A needed answer to “Bolaño Inc.”
However, there’s one thing doesn’t exactly get said in this article, but occurred to me upon reading “Bolaño Inc.” Castellanos Moya and Edmond Caldwell and their ilk see an uncomfortable tension in the way Bolaño has been received in America: he’s been decontextualized — stripped of the literary and political content of his works, his revolutionary politics and tastes reduced to penny-adventure fun and games — but at the same time he’s become the token for the whole of Latin American literature.

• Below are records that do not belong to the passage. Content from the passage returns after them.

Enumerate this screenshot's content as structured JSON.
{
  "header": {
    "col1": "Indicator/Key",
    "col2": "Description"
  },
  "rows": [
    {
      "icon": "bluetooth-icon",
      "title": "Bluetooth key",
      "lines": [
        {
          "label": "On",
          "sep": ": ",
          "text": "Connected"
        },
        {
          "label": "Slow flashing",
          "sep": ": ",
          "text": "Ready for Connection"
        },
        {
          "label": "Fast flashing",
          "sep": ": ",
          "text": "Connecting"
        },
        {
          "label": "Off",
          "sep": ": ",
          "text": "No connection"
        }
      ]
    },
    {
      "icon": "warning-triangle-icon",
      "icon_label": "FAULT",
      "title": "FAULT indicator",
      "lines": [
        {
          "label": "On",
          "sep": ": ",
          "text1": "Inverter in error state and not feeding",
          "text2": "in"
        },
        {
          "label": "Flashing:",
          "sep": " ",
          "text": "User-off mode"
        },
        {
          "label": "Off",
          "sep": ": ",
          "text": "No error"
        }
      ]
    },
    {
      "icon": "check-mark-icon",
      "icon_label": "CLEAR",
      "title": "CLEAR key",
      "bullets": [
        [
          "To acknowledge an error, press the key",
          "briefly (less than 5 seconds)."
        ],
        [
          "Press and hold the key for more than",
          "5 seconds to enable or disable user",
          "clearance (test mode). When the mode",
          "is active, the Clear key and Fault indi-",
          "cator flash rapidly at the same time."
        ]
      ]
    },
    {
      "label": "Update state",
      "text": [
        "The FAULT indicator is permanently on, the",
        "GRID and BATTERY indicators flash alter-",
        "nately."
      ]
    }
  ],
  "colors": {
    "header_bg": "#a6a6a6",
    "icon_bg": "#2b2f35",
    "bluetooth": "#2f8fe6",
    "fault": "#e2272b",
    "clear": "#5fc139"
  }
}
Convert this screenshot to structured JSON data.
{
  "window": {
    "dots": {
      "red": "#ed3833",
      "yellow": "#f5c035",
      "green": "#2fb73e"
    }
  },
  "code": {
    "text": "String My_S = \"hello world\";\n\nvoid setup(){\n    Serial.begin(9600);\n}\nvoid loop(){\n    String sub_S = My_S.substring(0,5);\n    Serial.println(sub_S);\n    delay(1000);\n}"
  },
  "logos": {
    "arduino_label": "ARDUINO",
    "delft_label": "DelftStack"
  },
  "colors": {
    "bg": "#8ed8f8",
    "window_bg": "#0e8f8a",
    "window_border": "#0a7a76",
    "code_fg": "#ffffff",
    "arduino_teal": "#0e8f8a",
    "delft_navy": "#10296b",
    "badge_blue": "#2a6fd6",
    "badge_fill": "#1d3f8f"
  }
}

This is probably a fair accusation. But it’s not much of an insight. Anything that finds any success in translation in the US is treated as though it’s the emanation from the deepest soul of a country — or continent, or other-half-of-the-world, or whatever. Half of a Yellow Sun is compared to V.S. Naipaul, because, uh, Adichie is also a post-colonial writer, I guess. But she’s also compared to Dickens. Any Central or Eastern European writer is, inevitably, either resisting Soviet oppression, dealing with the aftermath of Soviet oppression, or conspicuously avoiding engaging with Soviet oppression.
So that all sucks. But lazy references and generalizing are useful tools for reviewers and readers: it helps anchor an unknown work in a relatively small pool of common knowledge. The point is to get people to read the fucking book, and once the fucking book gets read, all of the vapid associations and generalizations cease to matter. Anybody who reads The Savage Detectives or 2666 isn’t going to think “I just read the only important thing to come from Latin America since Chronicle of a Death Foretold.” They’re going to think, “Shit, I know nothing about Mexican modernist poets, and they seem pretty cool. I wonder if I can find something in translation?
Generalizing and decontextualizing are bad, of course, and one popular author in translation probably won’t act as a leading edge for literature from his or her place of origin. (Pamuk isn’t exactly driving a renaissance in Turkish lit in America.) But the idea that Bolaño is somehow special in the way he’s been hijacked and repackaged — and the idea that his books won’t stand up to the marketing — seems to me more than a little naive. Smash the market and all that, but given the way the world is going, we should be glad that inventive radical lit is making it to a mass market at all. Right?